《MUMEI》

彼と会ったのは、五年前。コンビニで、バイト君な俺はいつものように少し落ち着いた時間を見計らって入口近くの雑誌のコーナーで埃を払い落としながら整理していた。
「いらっしゃいませ!こんばんは〜。」
ドアが開いて、今夜も結構な客入りだ。
中心街にあるせいか、夜遊び中の学生やビジネスマン、華やかな服装をした夜の仕事関係の人達がよく来る。
「佐倉くん、ちょっと!」
「はい。」
ちょうど、キリが良くなった所で店長に声を掛けられてレジに向かうと店長の前にダークなスーツを着た男が立っていた。
カウンターにいながら、会計もせずわざわざ俺を呼んだ店長はなにやら不安げな表情をしている。
「何かあったんですか?」
カウンターに入り、店長に尋ねると
「お前が、佐倉雅か?」
立っていた男が、威厳のある低い声でいきなり話し掛けてきた。
「そうですけど・・何か?」
「・・・・・。」
俺の応えに、その後の言葉もなく品定めでもするようにただじっと見てくる。
歳は、雅(23歳)より上で30代前半位だろうか。額にかかる前髪は少しだけで残りは後ろに流している。目鼻立ちもスッキリしていて、形の良い唇は男の俺から見てもなんとなくセクシーさを感じる。

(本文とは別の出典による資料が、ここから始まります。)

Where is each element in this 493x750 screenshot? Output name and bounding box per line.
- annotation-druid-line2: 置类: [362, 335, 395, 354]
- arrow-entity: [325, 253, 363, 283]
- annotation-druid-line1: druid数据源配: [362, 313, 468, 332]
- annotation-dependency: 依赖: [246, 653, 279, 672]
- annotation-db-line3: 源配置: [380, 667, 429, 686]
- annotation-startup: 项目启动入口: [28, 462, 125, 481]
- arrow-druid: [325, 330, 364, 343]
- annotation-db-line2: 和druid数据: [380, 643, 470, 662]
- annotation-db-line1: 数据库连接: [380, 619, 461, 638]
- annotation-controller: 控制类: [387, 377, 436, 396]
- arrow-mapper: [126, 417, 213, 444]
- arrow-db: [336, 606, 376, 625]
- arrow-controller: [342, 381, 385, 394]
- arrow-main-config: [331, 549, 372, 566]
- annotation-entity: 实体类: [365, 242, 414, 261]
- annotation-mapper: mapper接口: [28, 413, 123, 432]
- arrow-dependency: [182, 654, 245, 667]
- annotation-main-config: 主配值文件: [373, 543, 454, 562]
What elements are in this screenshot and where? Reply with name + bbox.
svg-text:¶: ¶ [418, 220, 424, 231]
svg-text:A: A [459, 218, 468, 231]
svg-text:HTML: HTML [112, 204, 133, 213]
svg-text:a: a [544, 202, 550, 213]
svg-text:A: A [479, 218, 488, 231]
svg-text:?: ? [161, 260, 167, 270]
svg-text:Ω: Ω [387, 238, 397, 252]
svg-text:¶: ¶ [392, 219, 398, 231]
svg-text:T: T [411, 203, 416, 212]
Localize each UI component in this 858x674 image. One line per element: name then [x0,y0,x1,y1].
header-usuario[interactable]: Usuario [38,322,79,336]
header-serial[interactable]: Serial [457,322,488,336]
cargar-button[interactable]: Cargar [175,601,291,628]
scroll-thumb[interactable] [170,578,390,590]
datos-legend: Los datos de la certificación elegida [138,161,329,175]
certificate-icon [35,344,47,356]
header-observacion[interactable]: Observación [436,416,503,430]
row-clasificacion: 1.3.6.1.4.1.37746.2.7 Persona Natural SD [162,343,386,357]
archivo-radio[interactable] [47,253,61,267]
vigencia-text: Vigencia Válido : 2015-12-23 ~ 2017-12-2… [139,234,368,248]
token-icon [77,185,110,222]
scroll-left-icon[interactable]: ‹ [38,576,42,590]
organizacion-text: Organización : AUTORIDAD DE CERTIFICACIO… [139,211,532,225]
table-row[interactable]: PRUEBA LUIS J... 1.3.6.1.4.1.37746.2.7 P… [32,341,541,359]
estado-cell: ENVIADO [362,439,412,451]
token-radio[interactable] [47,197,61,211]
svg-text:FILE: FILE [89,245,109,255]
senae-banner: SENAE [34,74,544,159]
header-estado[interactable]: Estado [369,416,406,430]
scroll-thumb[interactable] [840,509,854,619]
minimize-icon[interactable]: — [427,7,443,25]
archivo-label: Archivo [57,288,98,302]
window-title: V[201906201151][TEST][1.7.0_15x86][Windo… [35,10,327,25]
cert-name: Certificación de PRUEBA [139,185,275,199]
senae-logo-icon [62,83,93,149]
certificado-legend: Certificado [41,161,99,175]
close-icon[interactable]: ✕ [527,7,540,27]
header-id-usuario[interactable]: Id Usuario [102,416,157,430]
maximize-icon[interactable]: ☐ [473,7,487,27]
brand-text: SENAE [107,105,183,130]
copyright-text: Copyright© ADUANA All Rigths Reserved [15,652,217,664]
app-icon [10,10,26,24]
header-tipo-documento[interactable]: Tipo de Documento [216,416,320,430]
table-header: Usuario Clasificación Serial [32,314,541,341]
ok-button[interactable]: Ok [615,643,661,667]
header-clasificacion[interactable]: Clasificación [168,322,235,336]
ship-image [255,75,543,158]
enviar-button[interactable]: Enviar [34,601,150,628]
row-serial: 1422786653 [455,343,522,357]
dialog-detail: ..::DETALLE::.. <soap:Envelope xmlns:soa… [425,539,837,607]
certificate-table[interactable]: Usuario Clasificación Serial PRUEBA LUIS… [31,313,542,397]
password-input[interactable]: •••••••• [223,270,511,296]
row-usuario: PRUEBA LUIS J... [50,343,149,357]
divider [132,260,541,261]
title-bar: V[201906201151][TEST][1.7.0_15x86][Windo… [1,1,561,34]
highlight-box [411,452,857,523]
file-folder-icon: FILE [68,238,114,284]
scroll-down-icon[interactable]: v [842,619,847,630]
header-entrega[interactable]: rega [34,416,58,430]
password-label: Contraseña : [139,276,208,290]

(身体もがっしりしてるし、スーツの中はきっと鍛えられたすげえいい肉体なんだろうなぁ。多分・・・いや、女は皆こんな男をほっとく訳がない。より取り見取りで・・・なんか、ムカつくかも。)
最近、彼女をスーツの似合う年上の男に取られた雅としては、スーツをきた年上の男を見ると嫌な印象しか持てない。
(ま、いわゆるヒガミ・・ってやつだけどな)
そんな事を考えていた雅をよそに、男はまだ雅を見ている。
「あの・・・何の用でしょうか?」
隣のレジでは、徐々にお客様が並び店長が一人会計に追われている。
「なるほど。また来る。」
怪しげに、口角を上げて男は颯爽と帰って行った。
「じゃなくて・・だから、何なんだよ。アレか?暖かくなってきたからか?変なヤツ増えてきたし・・まさか、振られた俺を笑いにとか・・・訳わかんねぇ奴だな。」
「佐倉くん、お願い。」
「あ、すみません!」
やっと、男がいなくなって店長もホッとしたようだった。
それからは、二人でいつもどうり会計に忙しく雅は謎の男の事などすっかり忘れていた。